Attendees should make space for presentations this season. Editors point to emerging labels Florania, Durazzi Milano, Casa Preti, Domenico Orefice and Cavia as some of the talents Vogue is watching closely. Also, Niccolò Pasqualetti — who usually shows in Paris and was among the finalists for the latest LVMH Prize — will present a retrospective exhibition of his works and a small preview of the SS25 for the first time in Milan; the designer received Italy’s CNMI fashion fund grant for 2023/2024 to support the growth of his label. Chinese designer Susan Fang will make her Milan debut this season, supported by Dolce Gabbana, following previous “supported by” recipients Feben, Karoline Vitto and Tomo Koizumi.

The digital runway shows “tend to get overlooked”, but are becoming more and more a place to spot new talent, Feroldi says. On Monday (23 September), she points to brands Via Piave 33, Defaïence by Nicola Bacchilega and Francesco Murano, who are each building global recognition via celebrity dressing. Via Piave 33 presented at Pitti last season, supported by Kering Innovation Lab.

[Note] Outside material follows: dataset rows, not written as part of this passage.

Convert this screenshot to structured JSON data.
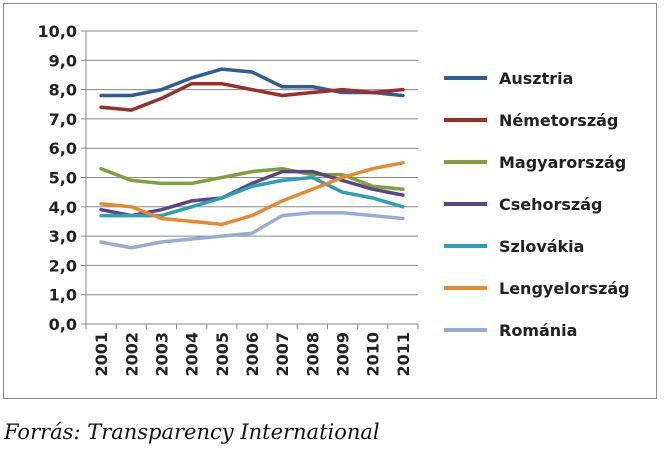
{
  "source": "Forrás: Transparency International",
  "chart_data": {
    "type": "line",
    "x": [
      "2001",
      "2002",
      "2003",
      "2004",
      "2005",
      "2006",
      "2007",
      "2008",
      "2009",
      "2010",
      "2011"
    ],
    "ylim": [
      0,
      10
    ],
    "yticks": [
      "0,0",
      "1,0",
      "2,0",
      "3,0",
      "4,0",
      "5,0",
      "6,0",
      "7,0",
      "8,0",
      "9,0",
      "10,0"
    ],
    "grid": true,
    "legend_position": "right",
    "series": [
      {
        "name": "Ausztria",
        "color": "#2f5d95",
        "values": [
          7.8,
          7.8,
          8.0,
          8.4,
          8.7,
          8.6,
          8.1,
          8.1,
          7.9,
          7.9,
          7.8
        ]
      },
      {
        "name": "Németország",
        "color": "#9b2f2c",
        "values": [
          7.4,
          7.3,
          7.7,
          8.2,
          8.2,
          8.0,
          7.8,
          7.9,
          8.0,
          7.9,
          8.0
        ]
      },
      {
        "name": "Magyarország",
        "color": "#7fa03a",
        "values": [
          5.3,
          4.9,
          4.8,
          4.8,
          5.0,
          5.2,
          5.3,
          5.1,
          5.1,
          4.7,
          4.6
        ]
      },
      {
        "name": "Csehország",
        "color": "#5f4485",
        "values": [
          3.9,
          3.7,
          3.9,
          4.2,
          4.3,
          4.8,
          5.2,
          5.2,
          4.9,
          4.6,
          4.4
        ]
      },
      {
        "name": "Szlovákia",
        "color": "#2aa0b5",
        "values": [
          3.7,
          3.7,
          3.7,
          4.0,
          4.3,
          4.7,
          4.9,
          5.0,
          4.5,
          4.3,
          4.0
        ]
      },
      {
        "name": "Lengyelország",
        "color": "#e58a2e",
        "values": [
          4.1,
          4.0,
          3.6,
          3.5,
          3.4,
          3.7,
          4.2,
          4.6,
          5.0,
          5.3,
          5.5
        ]
      },
      {
        "name": "Románia",
        "color": "#9aadd0",
        "values": [
          2.8,
          2.6,
          2.8,
          2.9,
          3.0,
          3.1,
          3.7,
          3.8,
          3.8,
          3.7,
          3.6
        ]
      }
    ]
  }
}
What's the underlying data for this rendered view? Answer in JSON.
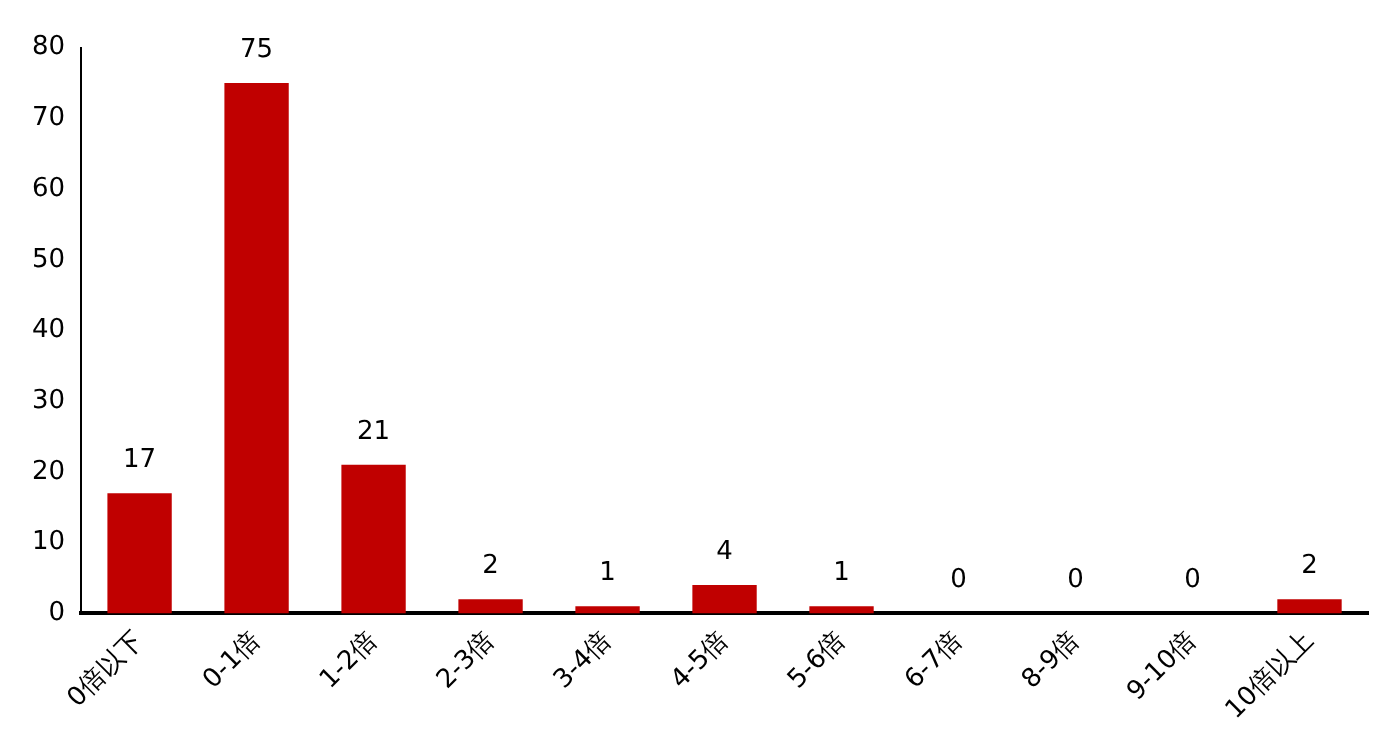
{
  "chart_data": {
    "type": "bar",
    "categories": [
      "0倍以下",
      "0-1倍",
      "1-2倍",
      "2-3倍",
      "3-4倍",
      "4-5倍",
      "5-6倍",
      "6-7倍",
      "8-9倍",
      "9-10倍",
      "10倍以上"
    ],
    "values": [
      17,
      75,
      21,
      2,
      1,
      4,
      1,
      0,
      0,
      0,
      2
    ],
    "color": "#c00000",
    "ylim": [
      0,
      80
    ],
    "yticks": [
      0,
      10,
      20,
      30,
      40,
      50,
      60,
      70,
      80
    ],
    "grid": false,
    "legend": false,
    "data_labels": true
  }
}
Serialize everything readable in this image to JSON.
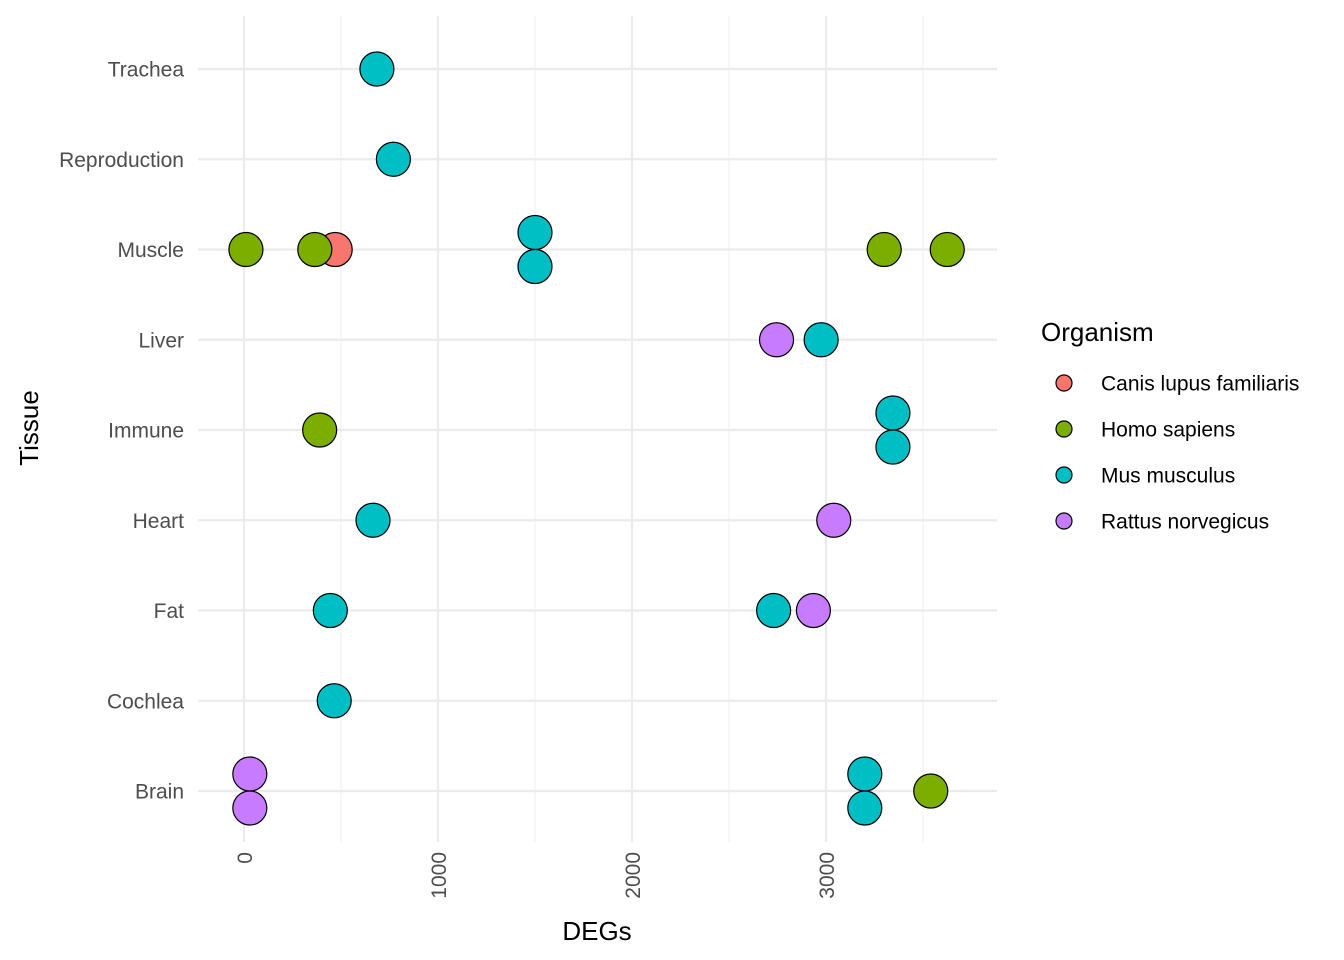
{
  "chart_data": {
    "type": "scatter",
    "xlabel": "DEGs",
    "ylabel": "Tissue",
    "x_ticks": [
      "0",
      "1000",
      "2000",
      "3000"
    ],
    "categories": [
      "Brain",
      "Cochlea",
      "Fat",
      "Heart",
      "Immune",
      "Liver",
      "Muscle",
      "Reproduction",
      "Trachea"
    ],
    "xlim": [
      -200,
      3850
    ],
    "grid": true,
    "legend": {
      "title": "Organism",
      "placement": "right",
      "entries": [
        {
          "name": "Canis lupus familiaris",
          "color": "#F8766D"
        },
        {
          "name": "Homo sapiens",
          "color": "#7CAE00"
        },
        {
          "name": "Mus musculus",
          "color": "#00BFC4"
        },
        {
          "name": "Rattus norvegicus",
          "color": "#C77CFF"
        }
      ]
    },
    "series": [
      {
        "name": "Canis lupus familiaris",
        "color": "#F8766D",
        "points": [
          {
            "tissue": "Muscle",
            "x": 470
          }
        ]
      },
      {
        "name": "Homo sapiens",
        "color": "#7CAE00",
        "points": [
          {
            "tissue": "Muscle",
            "x": 10
          },
          {
            "tissue": "Muscle",
            "x": 365
          },
          {
            "tissue": "Muscle",
            "x": 3300
          },
          {
            "tissue": "Muscle",
            "x": 3625
          },
          {
            "tissue": "Immune",
            "x": 390
          },
          {
            "tissue": "Brain",
            "x": 3540
          }
        ]
      },
      {
        "name": "Mus musculus",
        "color": "#00BFC4",
        "points": [
          {
            "tissue": "Trachea",
            "x": 685
          },
          {
            "tissue": "Reproduction",
            "x": 770
          },
          {
            "tissue": "Muscle",
            "x": 1500
          },
          {
            "tissue": "Muscle",
            "x": 1500
          },
          {
            "tissue": "Liver",
            "x": 2975
          },
          {
            "tissue": "Immune",
            "x": 3345
          },
          {
            "tissue": "Immune",
            "x": 3345
          },
          {
            "tissue": "Heart",
            "x": 665
          },
          {
            "tissue": "Fat",
            "x": 445
          },
          {
            "tissue": "Fat",
            "x": 2730
          },
          {
            "tissue": "Cochlea",
            "x": 465
          },
          {
            "tissue": "Brain",
            "x": 3200
          },
          {
            "tissue": "Brain",
            "x": 3200
          }
        ]
      },
      {
        "name": "Rattus norvegicus",
        "color": "#C77CFF",
        "points": [
          {
            "tissue": "Liver",
            "x": 2745
          },
          {
            "tissue": "Heart",
            "x": 3040
          },
          {
            "tissue": "Fat",
            "x": 2935
          },
          {
            "tissue": "Brain",
            "x": 30
          },
          {
            "tissue": "Brain",
            "x": 30
          }
        ]
      }
    ]
  }
}
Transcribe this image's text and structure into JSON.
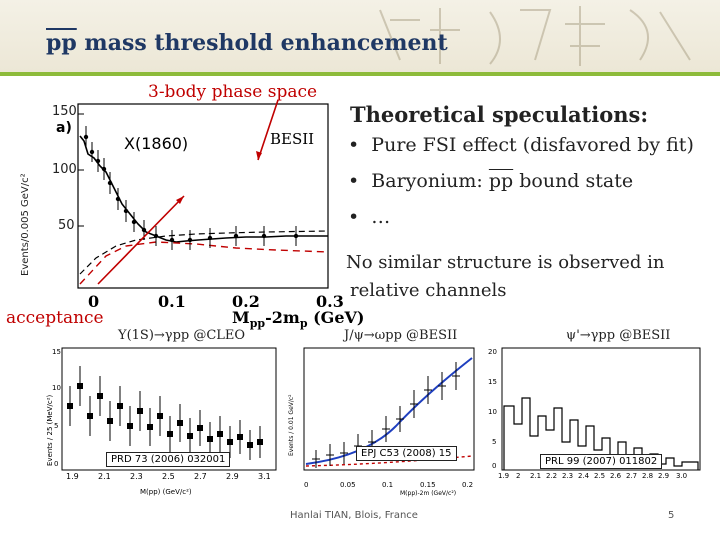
{
  "title": {
    "prefix": "pp",
    "rest": " mass threshold enhancement"
  },
  "main_plot": {
    "panel_label": "a)",
    "y_ticks": [
      "150",
      "100",
      "50"
    ],
    "y_axis": "Events/0.005 GeV/c²",
    "x_ticks": [
      "0",
      "0.1",
      "0.2",
      "0.3"
    ],
    "x_label": "M",
    "x_label_sub": "pp",
    "x_label_tail": "-2m",
    "x_label_sub2": "p",
    "x_label_unit": " (GeV)",
    "phase_space_label": "3-body phase space",
    "x1860_label": "X(1860)",
    "besii_label": "BESII",
    "acceptance_label": "acceptance"
  },
  "theory": {
    "title": "Theoretical speculations:",
    "bullets": [
      "Pure FSI effect (disfavored by fit)",
      "Baryonium: ",
      "…"
    ],
    "baryonium_pp": "pp",
    "baryonium_tail": " bound state",
    "note_line1": "No similar structure is observed in",
    "note_line2": "relative channels"
  },
  "sub_plots": [
    {
      "label": "Υ(1S)→γpp @CLEO",
      "ref": "PRD 73 (2006) 032001",
      "x_ticks": [
        "1.9",
        "2.1",
        "2.3",
        "2.5",
        "2.7",
        "2.9",
        "3.1"
      ],
      "x_axis": "M(pp) (GeV/c²)",
      "y_ticks": [
        "15",
        "10",
        "5",
        "0"
      ],
      "y_axis": "Events / 25 (MeV/c²)"
    },
    {
      "label": "J/ψ→ωpp @BESII",
      "ref": "EPJ C53 (2008) 15",
      "x_ticks": [
        "0",
        "0.05",
        "0.1",
        "0.15",
        "0.2"
      ],
      "x_axis": "M(pp)-2m (GeV/c²)",
      "y_axis": "Events / 0.01 GeV/c²"
    },
    {
      "label": "ψ'→γpp @BESII",
      "ref": "PRL 99 (2007) 011802",
      "x_ticks": [
        "1.9",
        "2",
        "2.1",
        "2.2",
        "2.3",
        "2.4",
        "2.5",
        "2.6",
        "2.7",
        "2.8",
        "2.9",
        "3.0"
      ],
      "y_ticks": [
        "20",
        "15",
        "10",
        "5",
        "0"
      ]
    }
  ],
  "footer": {
    "author": "Hanlai TIAN, Blois, France",
    "page": "5"
  },
  "colors": {
    "title": "#1f3864",
    "accent": "#8dbb3a",
    "red": "#c00000",
    "fit_blue": "#1f3fbf"
  }
}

Trends to watch, or no trends at all?

In terms of trends, buyers and editors are looking for textures this season, Chartrand says. “Our SS25 buy will take shape as we go, but we’ll always come prepared with insights from the last season — for example, cool micro-trends that we think more designers will pick up on next season,” she says. “What does that mean for spring? We’re looking for pieces that are playful but feminine; think contrasting materials, layering, sheerness, embroidery and embellishments. On the flip side, we’re also looking for that stronger, empowering tomboy look and we’re hoping to see a lot of neckties.”

“What I’m looking forward to every season, to be honest, is to see some unexpected sparkle in Milan,” Vogue Runway’s Cardini says. “As we know, Milan is often very reasonable, it’s about wearability, it’s down to earth,” for this reason, she’s watching The Attico and Marni for a bit of pzazz. “I love what Francesco [Risso] does at Marni, he brings a real jolt of artistic vision to Milan.”

In terms of trends, Milan may not be the launch pad, Cardini adds. Trends are not born in Milan, [they] are born in London, probably in Paris,” she says. “The big brands here go their own way. Milan is more about a consistency that comes from the past.”